The current code has no type checking for .. — it's a blind shortcut. By contrast, BinOp::Add (and other arithmetic ops) in ch06 correctly checks type compatibility and emits diagnostics. BinOp::Concat should do the same.

Note: There's no test case exercising the .. operator, so this bug isn't caught by the asserts.

[error] Unused import / dead code warnings

  • ch03: use salsa::Setter; — unused import generates warning
  • ch03: let mut db = Database::default() — never calls setters, mut generates warning
  • ch07: fn display(&self) -> &str — dead code, never called, generates warning

These generate compiler warnings that would confuse readers following along.

[suggestion] No test case exercises the .. operator

None of the chapter tests use Lua's string concatenation operator (..).
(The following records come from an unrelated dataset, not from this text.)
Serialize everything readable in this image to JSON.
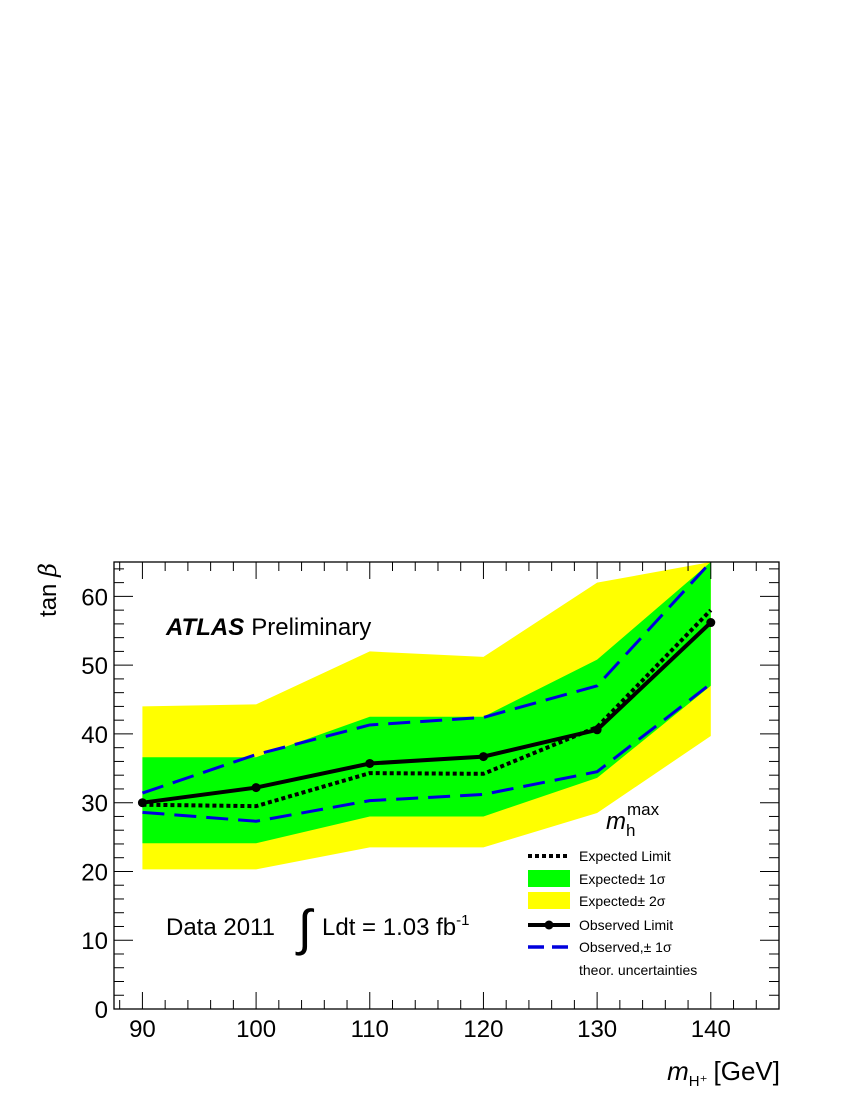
{
  "chart_data": {
    "type": "line",
    "experiment": "ATLAS",
    "status": "Preliminary",
    "dataset_label": "Data 2011",
    "lumi_label": "Ldt = 1.03 fb",
    "lumi_exponent": "-1",
    "scenario_label": {
      "main": "m",
      "sub": "h",
      "sup": "max"
    },
    "xlabel": {
      "main": "m",
      "sub": "H⁺",
      "unit": "[GeV]"
    },
    "ylabel": {
      "pre": "tan ",
      "greek": "β"
    },
    "xlim": [
      87.5,
      146
    ],
    "ylim": [
      0,
      65
    ],
    "x_ticks": [
      90,
      100,
      110,
      120,
      130,
      140
    ],
    "x_tick_labels": [
      "90",
      "100",
      "110",
      "120",
      "130",
      "140"
    ],
    "y_ticks": [
      0,
      10,
      20,
      30,
      40,
      50,
      60
    ],
    "y_tick_labels": [
      "0",
      "10",
      "20",
      "30",
      "40",
      "50",
      "60"
    ],
    "x": [
      90,
      100,
      110,
      120,
      130,
      140
    ],
    "series": [
      {
        "name": "Expected Limit",
        "style": "dotted",
        "color": "#000000",
        "values": [
          29.7,
          29.5,
          34.3,
          34.2,
          41.0,
          58.0
        ]
      },
      {
        "name": "Expected± 1σ",
        "style": "band",
        "color": "#00ff00",
        "lower": [
          24.1,
          24.1,
          28.0,
          28.0,
          33.6,
          47.0
        ],
        "upper": [
          36.6,
          36.6,
          42.5,
          42.5,
          50.8,
          65.0
        ]
      },
      {
        "name": "Expected± 2σ",
        "style": "band",
        "color": "#ffff00",
        "lower": [
          20.3,
          20.3,
          23.5,
          23.5,
          28.5,
          39.7
        ],
        "upper": [
          44.0,
          44.3,
          52.0,
          51.2,
          62.0,
          65.0
        ]
      },
      {
        "name": "Observed Limit",
        "style": "solid-markers",
        "color": "#000000",
        "values": [
          30.0,
          32.2,
          35.7,
          36.7,
          40.6,
          56.2
        ]
      },
      {
        "name": "Observed,± 1σ",
        "name_line2": "theor. uncertainties",
        "style": "dashed",
        "color": "#0000dd",
        "lower": [
          28.6,
          27.3,
          30.3,
          31.2,
          34.5,
          47.3
        ],
        "upper": [
          31.4,
          37.0,
          41.3,
          42.4,
          47.0,
          65.0
        ]
      }
    ],
    "legend_position": "bottom-right",
    "grid": false
  }
}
Adding a test like "hello" .. " world" and 42 .. "text" would verify the BinOp::Concat case and expose the bug described above.

[clarity] Per-file granularity claim is technically imprecise

Chapter 5's README says "the granularity is per-file" but the actual granularity is per-statementcheck_stmt is called for each statement in the AST, and infer_type is called for each expression within each statement. A change to any statement in the file invalidates all downstream queries for that file. The README should clarify: "granularity is per-file for now; tracked structs (ch04) would enable per-node granularity."

[suggestion] Add comment explaining per-file granularity limitation

The README says "per-file isolation" in Chapter 7 but the actual behavior is: when a file is edited, ALL statements in that file are re-checked because type_check calls check_stmt for each statement in sequence. Only other files' queries return cached values. The README should clarify that the per-file isolation means "other files are not re-checked" not "other statements in the same file are not re-checked."


Priority Fixes from Second Pass

  1. Fix suffixed expression regression — ch03, ch05, ch06, ch07 silently drop a[b] and a:f() expressions. Either restore full handling or add a comment explaining it's intentional.
  2. Fix BinOp::Concat type checking — should return Type::Dynamic when either operand is Dynamic, and Type::Error + emit diagnostic when both are incompatible concrete types.
  3. Clean up compiler warnings — remove unused Setter import in ch03, change let mut db to let db in ch03, remove dead display method in ch07.
  4. Add table argument handling or commentconvert_args silently drops table arguments in all chapters. Either handle them or explain the simplification.
  5. Add .. operator test case — currently untested, and the bug from #2 can't be caught without it.